Kalifornien hat Strukturprobleme Kalifornien kann sich über den Anleihemarkt kaum noch Gelder beschaffen, da der Bundesstaat infolge der desaströsen Budgetlage mittlerweile die schlechteste Kreditwürdigkeit in den USA überhaupt hat. Die globale Finanzkrise hat den Sonnenstaat durch den Zusammenbruch des kalifornischen Häusermarktes nach Jahren des Immobilienbooms besonders stark getroffen. Das veraltete Steuersystem lässt eine Haushaltsverabschiedung nur mit einer Zweidrittelmehrheit zu, so dass die politische Handlungsfähigkeit des österreichischen Terminators gering ist. Eine Obergrenze für staatliche Ausgaben gibt es bis heute nicht und Einschnitte in einen laufenden Haushalt lassen sich nur schwer umsetzen.
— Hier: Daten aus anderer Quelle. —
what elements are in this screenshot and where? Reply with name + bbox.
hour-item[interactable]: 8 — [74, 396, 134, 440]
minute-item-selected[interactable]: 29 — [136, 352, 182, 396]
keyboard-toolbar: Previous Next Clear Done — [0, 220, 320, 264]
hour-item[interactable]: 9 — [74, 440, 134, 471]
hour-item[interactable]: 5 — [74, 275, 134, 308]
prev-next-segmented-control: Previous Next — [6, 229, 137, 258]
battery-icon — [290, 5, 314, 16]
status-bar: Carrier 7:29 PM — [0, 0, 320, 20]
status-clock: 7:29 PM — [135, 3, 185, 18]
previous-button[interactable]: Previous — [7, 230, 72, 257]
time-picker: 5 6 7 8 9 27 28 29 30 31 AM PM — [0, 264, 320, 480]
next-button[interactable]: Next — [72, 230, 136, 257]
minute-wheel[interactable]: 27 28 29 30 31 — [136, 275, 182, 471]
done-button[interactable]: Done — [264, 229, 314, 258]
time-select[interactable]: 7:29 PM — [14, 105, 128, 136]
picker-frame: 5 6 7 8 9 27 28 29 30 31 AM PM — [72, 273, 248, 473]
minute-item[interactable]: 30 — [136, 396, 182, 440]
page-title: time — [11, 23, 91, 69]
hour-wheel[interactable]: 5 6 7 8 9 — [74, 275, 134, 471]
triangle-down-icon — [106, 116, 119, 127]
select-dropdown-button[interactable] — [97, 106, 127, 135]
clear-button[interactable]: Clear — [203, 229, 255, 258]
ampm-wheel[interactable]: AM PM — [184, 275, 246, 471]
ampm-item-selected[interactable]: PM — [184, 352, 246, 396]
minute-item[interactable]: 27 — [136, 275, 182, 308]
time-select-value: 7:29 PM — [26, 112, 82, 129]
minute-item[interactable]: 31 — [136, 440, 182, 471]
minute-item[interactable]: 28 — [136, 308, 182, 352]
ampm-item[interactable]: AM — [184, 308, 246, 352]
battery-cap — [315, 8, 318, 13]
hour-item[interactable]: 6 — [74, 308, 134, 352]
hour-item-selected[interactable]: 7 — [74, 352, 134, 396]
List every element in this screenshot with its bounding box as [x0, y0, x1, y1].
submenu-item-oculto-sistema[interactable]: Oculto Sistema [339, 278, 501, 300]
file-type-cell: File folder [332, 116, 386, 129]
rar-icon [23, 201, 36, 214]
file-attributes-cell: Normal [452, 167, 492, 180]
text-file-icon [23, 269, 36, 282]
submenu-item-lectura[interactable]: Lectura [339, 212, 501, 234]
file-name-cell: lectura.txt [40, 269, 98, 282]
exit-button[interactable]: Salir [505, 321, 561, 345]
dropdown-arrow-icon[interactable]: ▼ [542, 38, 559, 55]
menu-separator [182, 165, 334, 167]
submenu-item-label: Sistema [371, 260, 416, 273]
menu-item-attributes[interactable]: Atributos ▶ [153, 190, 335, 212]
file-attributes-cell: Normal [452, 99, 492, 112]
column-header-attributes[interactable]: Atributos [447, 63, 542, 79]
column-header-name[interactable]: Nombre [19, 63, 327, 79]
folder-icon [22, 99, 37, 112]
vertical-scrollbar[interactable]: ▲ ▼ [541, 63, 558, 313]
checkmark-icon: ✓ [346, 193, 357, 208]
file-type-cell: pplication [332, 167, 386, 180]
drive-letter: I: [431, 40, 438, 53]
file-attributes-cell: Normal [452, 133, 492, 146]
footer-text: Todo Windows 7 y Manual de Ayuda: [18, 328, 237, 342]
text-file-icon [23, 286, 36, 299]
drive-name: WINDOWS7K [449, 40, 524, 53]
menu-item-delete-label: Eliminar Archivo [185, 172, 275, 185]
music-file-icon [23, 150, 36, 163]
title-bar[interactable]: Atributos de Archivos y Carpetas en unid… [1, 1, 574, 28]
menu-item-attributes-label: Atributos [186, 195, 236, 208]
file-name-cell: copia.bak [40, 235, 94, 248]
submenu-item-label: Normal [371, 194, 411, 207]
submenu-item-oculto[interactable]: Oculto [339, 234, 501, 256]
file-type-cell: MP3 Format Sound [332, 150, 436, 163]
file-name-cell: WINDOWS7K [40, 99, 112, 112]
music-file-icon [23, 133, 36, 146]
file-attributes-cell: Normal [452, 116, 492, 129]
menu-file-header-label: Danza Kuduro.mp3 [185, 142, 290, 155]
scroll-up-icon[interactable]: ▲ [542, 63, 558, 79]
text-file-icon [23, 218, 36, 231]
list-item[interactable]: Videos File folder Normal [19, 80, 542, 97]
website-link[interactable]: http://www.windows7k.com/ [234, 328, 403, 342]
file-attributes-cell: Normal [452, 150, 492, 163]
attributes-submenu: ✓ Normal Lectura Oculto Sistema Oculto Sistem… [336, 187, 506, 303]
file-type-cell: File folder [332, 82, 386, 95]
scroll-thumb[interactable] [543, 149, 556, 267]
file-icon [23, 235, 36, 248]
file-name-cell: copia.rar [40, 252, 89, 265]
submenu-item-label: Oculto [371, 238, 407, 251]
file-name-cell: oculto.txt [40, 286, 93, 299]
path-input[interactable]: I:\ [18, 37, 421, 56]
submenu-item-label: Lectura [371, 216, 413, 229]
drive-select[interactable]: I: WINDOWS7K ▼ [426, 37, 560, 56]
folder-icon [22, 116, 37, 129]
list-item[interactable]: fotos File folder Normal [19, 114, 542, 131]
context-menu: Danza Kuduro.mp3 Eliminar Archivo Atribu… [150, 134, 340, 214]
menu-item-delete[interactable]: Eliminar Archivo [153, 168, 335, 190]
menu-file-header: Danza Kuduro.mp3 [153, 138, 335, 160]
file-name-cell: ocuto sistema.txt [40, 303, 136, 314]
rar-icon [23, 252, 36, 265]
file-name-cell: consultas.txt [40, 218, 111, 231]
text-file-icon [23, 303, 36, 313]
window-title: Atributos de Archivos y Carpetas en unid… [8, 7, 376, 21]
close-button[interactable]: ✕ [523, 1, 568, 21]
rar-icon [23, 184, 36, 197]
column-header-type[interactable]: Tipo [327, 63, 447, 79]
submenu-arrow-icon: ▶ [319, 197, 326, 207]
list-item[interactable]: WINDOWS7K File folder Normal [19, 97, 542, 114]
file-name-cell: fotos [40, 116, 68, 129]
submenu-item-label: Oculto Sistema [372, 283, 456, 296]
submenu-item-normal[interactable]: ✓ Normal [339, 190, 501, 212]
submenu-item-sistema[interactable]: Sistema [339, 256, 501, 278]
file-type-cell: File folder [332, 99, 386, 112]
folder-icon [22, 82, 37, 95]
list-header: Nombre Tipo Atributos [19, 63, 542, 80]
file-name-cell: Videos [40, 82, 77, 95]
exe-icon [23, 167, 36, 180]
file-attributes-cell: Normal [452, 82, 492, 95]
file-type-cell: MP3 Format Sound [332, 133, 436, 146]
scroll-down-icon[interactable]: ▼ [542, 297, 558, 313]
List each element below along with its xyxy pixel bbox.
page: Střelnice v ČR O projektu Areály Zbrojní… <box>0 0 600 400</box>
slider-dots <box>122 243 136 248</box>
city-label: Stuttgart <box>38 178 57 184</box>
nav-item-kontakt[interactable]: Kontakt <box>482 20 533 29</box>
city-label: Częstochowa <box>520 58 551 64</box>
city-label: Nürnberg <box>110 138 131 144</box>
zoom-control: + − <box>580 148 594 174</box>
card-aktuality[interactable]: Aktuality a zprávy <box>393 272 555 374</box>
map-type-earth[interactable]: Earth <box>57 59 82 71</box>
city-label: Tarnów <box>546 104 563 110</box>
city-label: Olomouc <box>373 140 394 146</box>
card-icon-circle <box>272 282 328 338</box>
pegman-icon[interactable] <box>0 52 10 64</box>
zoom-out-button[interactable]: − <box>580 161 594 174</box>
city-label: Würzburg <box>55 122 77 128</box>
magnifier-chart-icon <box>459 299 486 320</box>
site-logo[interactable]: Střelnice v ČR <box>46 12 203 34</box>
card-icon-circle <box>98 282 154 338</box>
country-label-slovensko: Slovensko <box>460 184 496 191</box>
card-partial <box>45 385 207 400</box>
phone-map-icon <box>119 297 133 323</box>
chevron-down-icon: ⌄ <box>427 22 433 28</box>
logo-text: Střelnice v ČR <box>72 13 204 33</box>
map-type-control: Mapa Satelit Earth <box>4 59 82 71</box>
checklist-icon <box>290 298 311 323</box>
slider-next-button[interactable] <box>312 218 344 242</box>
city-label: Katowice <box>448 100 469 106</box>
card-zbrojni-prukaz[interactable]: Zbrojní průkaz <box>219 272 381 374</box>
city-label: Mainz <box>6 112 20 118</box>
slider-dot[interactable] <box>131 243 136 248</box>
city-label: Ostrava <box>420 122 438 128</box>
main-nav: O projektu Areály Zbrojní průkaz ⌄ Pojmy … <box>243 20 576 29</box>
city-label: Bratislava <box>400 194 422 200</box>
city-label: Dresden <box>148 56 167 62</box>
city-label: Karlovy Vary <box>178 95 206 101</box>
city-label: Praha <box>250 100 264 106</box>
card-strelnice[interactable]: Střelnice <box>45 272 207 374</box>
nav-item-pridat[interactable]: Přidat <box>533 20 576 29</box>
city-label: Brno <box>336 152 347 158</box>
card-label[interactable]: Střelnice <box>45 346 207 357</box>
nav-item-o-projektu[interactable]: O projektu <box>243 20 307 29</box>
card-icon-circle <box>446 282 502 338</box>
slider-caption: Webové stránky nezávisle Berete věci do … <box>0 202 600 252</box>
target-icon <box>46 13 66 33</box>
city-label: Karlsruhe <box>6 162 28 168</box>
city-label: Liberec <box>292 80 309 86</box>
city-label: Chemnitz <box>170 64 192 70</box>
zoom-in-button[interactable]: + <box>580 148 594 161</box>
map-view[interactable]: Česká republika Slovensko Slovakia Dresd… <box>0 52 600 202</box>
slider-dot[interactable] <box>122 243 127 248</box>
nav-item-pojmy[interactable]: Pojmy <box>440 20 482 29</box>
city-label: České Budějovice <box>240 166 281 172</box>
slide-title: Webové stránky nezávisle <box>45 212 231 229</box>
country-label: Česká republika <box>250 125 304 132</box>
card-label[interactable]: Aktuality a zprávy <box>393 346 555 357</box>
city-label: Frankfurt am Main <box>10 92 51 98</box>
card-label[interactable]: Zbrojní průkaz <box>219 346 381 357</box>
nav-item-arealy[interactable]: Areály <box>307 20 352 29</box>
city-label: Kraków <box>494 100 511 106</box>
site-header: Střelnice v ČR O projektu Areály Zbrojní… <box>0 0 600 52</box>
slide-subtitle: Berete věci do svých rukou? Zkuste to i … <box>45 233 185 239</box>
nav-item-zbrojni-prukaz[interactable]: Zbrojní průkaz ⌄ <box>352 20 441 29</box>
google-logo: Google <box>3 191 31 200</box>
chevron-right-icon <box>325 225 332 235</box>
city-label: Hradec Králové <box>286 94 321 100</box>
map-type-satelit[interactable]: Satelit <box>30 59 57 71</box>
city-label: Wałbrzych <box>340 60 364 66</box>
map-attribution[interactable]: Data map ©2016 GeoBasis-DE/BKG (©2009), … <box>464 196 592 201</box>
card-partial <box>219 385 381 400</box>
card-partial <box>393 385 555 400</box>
In den letzten zwei Jahren hat sich die offizielle Arbeitslosigkeit von unter 5,0% auf derzeit 9,3% fast verdoppelt.
Staatspleite ausgeschlossen Kalifornien wird man niemals Pleite gehen lassen. Eine derartige Staatspleite würde Dämme brechen lassen, welche die Geister von Lenin und Marx aus ihrer Mottenkiste herausholen würde und den Kapitalismus und den globalen Kapitalmarkt in seiner Funktionsfähigkeit als Ganzes gefährden würde. Ein derartiger Staatskollaps wäre mindestens so verheerend wie eine Bankenpleitewelle, die jüngst durch die Aufwendung enormer finanzieller Mittel noch einmal abgewendet werden konnte.
Notanleihen zur Finanzierung Eine langfristige Lösung könnte darin bestehen, dass die kalifornische Regierung Notanleihen emittiert, falls herkömmliche Wege der Kreditbeschaffung wegen der Finanzkrise und der schlechten Bonität nicht mehr gegangen werden können. Im Zweifel werden dann die US-Regierung und damit der US-Steuerzahler für die Zahlungsfähigkeit Kaliforniens gerade stehen.
Schuldeninflation als Lösung Die einfachste Möglichkeit der Staatsverschuldung beizukommen ist die Inflationierung der Schulden. Mit ihrer Geldschwemme, die zu einem Geldmengenwachstum mit der Geschwindigkeit einer sich vermehrenden Bakterienkultur geführt hat, hat die US-Notenbank dafür bereits die Grundlage geschaffen. Der Profiteur der Inflation wird zukünftig der US-Staat sein, da der Realwert der Verschuldung wegen der Inflation deutlich abnehmen wird. Die größten Verlierer werden wie immer die Inhaber von Geldvermögen und festverzinslichen Wertpapieren wie Staats- oder Unternehmensanleihen sein, deren Vermögen durch die Inflation entwertet werden. Die ökonomische Theorie der Demokratie von Anthony Downs wird dann mal wieder ihre empirische Bestätigung finden.